Thursday, July 07, 2005

If I can ('t) make it here...

New York chewed me up and spit me out last night. Hoo boy.

I had a gig at Pete's Candy Store in Brooklyn last night, the second in a string of 8 shows I'm playing around the Northeast over the first two weeks of July. I've never been on the road with my music before, and I booked the shows last minute when it looked like I was going to be out of work for a couple weeks, so I'm really winging it. For instance, it's 7:30 p.m. and I just now lined up a place to stay for tonight in Boston.

Anyway, I was frazzled before I even stepped foot in the most nerve-wracking city in the world. It turns out I'm not out of work, so I had to finish work for a midnight deadline before playing a gig at 11 p.m. Plus, I was hosting a French friend who's in town, and neither of us had cell phones--a little difficult to coordinate his following me from Baltimore to Brooklyn.

Somehow, we had no problems getting from Hampden to Brooklyn. Minimal traffic, and he was able to follow me the whole way, even as we threaded through the Holland Tunnel, Canal St., Manhattan Bridge, Brooklyn-Queens Expressway, alighting safe, sound, and ensemble in Williamsburg.

We parked in front of a cafe a half-mile from the club and had lunch. After lunch, he left his car there and took the subway to Manhattan, and I eventually drove over to the club. He made it to the club just in time for the show, and afterwards I asked him if he wanted a ride to his car. "No, no, it's fine, I walk," he said.

I drove the half mile to his car, and as soon as I put it in park, KABOOM! One of the most vicious thunderstorms I've ever experienced starts out of nowhere. It took him two hours to find his car. He was drenched, and so was his bag, which contained his passport and ticket for his flight home.

So we get going. Down Metropolitan Ave., creep along the BQE, over Manhattan Bridge, onto Canal St. Everything's going fine. I see the sign for the Holland Tunnel and West Side Highway. Since we're staying with a friend in Jersey, I move to the right to take the West Si--WHAM! I hit the curb at about 30 mph and my hubcap went flying.

I pulled around to a side street to inspect the damage, and he followed me. It didn't look like anything was wrong. He says, "I think you lose your, um, how you say..."

"Hubcap."

"Hu--hoob--h--"

"Hubcap. I know. I lost my effing hubcap."

"We can find it?"

"No, don't worry about it."

"No, I saw where it went. We can find it."

"Okay."

I put my glasses in my front pocket so they wouldn't get soaked, and we walked out onto Canal Street. It was pouring, absolutely pouring, and there were puddles and cars flying by and we came upon a huge puddle, so we jumped. My glasses flew out of my pocket into a huge puddle.

Shit.

My friend took off his sandal and pushed his foot around in the puddle trying to find them. "Don't do that!" I told him. Gross, gross, gross. I looked--well, squinted--around near the puddle, retraced my steps, nothing doing.

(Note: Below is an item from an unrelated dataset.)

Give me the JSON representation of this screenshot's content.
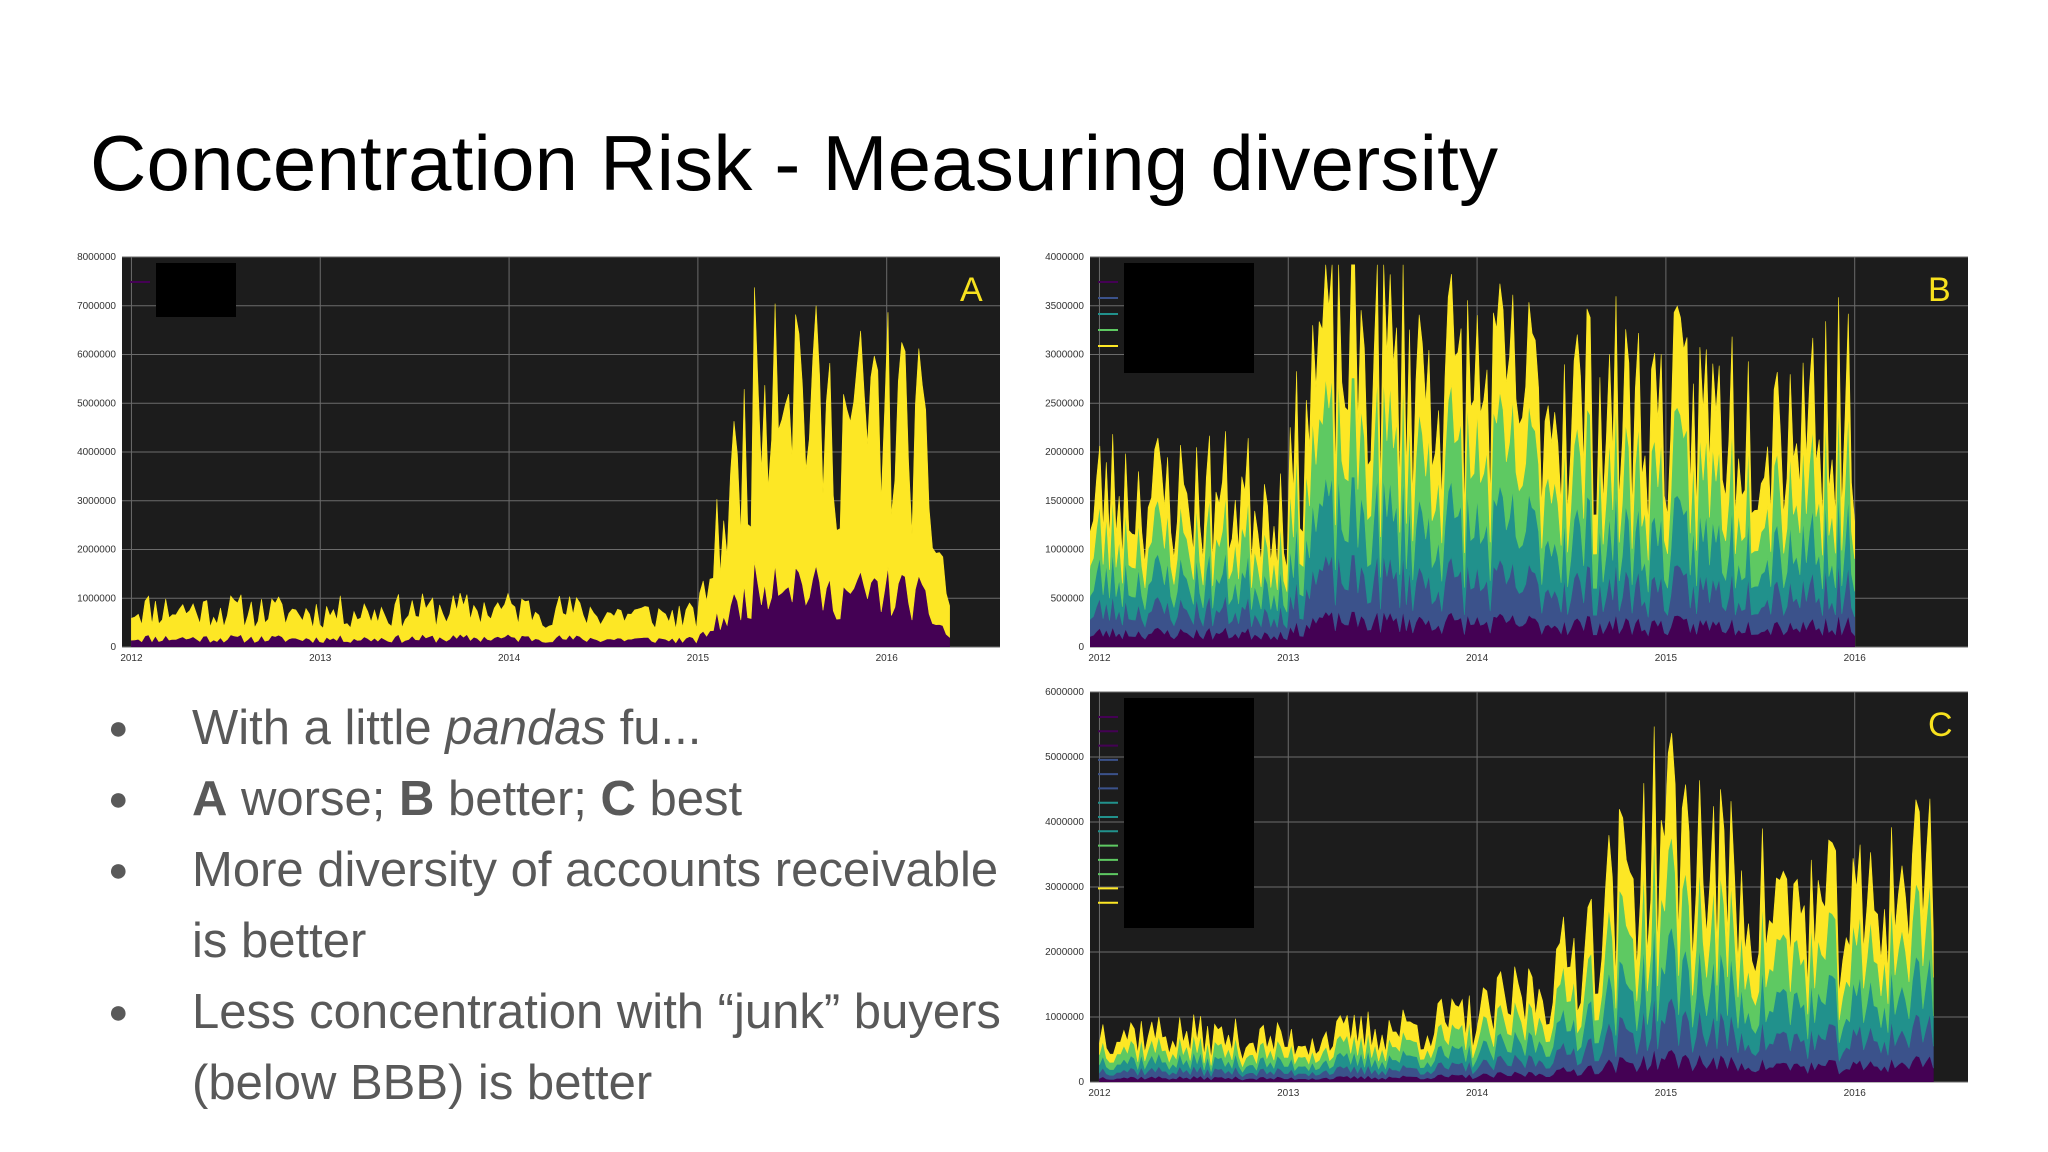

And now we had to get out to Jersey.

I drove very slow up the West Side Highway with my friend following. I could not see any signs through the rain and my own blurriness. We made it out to Jersey okay, but it took us an hour driving around Ridgewood before we even found my friend's neighborhood.

Remember that episode of the Simpsons when Homer went to New York? Remember the look on his face as he was leaving town? That was my look the rest of the night.

Anyway, it should be fun driving from New York to Providence to Boston to York to Baltimore to Philly to New York and back to Baltimore without my glasses! I'll have to take a stage name. Maybe Squint Eastwood.